Introduced in April 2024 to stabilise the economy and replace the inflation-prone Zimbabwe dollar, ZiG has failed to inspire lasting confidence among businesses and ordinary citizens.

Since its launch, the ZiG has battled to gain traction, especially in the informal sector where the US dollar remains dominant.

While the RBZ claims the currency is now backed by reserves amounting to US$683 million, more than double the initial US$276 million, this has not translated into meaningful economic confidence or reduced inflationary pressure.

RBZ Governor Dr John Mushayavanhu insists the reserves, which include US$352 million in gold and US$258 million in cash and nostro balances, offer full cover for both ZiG in circulation and all ZiG-denominated deposits. “The Reserve Bank has achieved various milestones… including narrowing the gap between formal and parallel exchange rates,” he said in a recent interview with the state media.

However, these technical achievements have yet to address the underlying economic problems. The local economy continues to suffer from low productivity, weak investor confidence, and erratic policy direction. Without significant reforms to attract foreign direct investment (FDI), the ZiG remains a currency without strong economic foundations.

Analysts argue that the government’s strategy of enforcing demand for ZiG through tax obligations and the rollout of point-of-sale machines in the informal sector is not enough.

The government’s move to enforce payment of quarterly corporate taxes partly in ZiG has temporarily increased demand, but this artificial support is unlikely to last without deeper economic reforms. Inflation expectations remain high, and parallel market exchange rates continue to influence pricing across sectors.
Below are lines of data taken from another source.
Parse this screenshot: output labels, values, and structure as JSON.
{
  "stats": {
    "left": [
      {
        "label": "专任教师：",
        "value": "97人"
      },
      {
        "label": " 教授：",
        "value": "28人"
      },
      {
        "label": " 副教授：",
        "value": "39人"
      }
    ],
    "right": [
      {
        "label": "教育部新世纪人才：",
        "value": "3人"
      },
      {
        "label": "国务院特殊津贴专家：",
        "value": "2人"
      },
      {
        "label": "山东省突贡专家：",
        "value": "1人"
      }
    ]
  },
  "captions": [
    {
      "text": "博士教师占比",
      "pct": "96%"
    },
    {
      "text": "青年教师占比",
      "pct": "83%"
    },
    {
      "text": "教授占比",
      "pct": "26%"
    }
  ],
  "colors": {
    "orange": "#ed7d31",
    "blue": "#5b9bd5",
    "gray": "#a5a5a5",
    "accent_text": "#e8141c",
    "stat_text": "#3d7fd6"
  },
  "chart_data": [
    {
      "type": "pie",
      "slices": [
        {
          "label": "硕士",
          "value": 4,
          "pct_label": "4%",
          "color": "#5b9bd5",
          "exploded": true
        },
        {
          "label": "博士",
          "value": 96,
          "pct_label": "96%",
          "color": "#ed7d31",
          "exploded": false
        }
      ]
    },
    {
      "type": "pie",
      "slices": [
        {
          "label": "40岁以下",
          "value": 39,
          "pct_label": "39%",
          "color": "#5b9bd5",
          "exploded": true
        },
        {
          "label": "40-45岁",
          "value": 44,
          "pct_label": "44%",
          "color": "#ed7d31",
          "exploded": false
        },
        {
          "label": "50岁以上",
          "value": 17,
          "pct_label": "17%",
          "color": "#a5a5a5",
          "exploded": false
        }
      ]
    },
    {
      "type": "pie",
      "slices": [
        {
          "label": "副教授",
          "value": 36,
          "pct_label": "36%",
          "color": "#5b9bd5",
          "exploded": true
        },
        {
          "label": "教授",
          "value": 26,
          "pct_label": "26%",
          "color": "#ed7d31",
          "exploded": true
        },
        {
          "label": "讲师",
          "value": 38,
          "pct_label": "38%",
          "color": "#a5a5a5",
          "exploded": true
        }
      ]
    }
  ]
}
To boost usage, the RBZ has announced plans to introduce higher denomination ZiG notes—up to ZiG200. But the rollout is slow and faces logistical challenges. Critics warn that printing higher denominations may signal rising inflation and could further undermine confidence.

The collapse of previous Zimbabwean currencies has left a deep scar in public memory. Many remain skeptical of any local unit not backed by real economic growth, institutional credibility, and investor-friendly policies.

Ultimately, ZiG’s sustainability hinges on more than just gold reserves. Until the government adopts sound macroeconomic policies, curbs corruption, respects property rights, and creates a climate conducive to FDI, any currency—no matter how well “backed”—is likely to face collapse.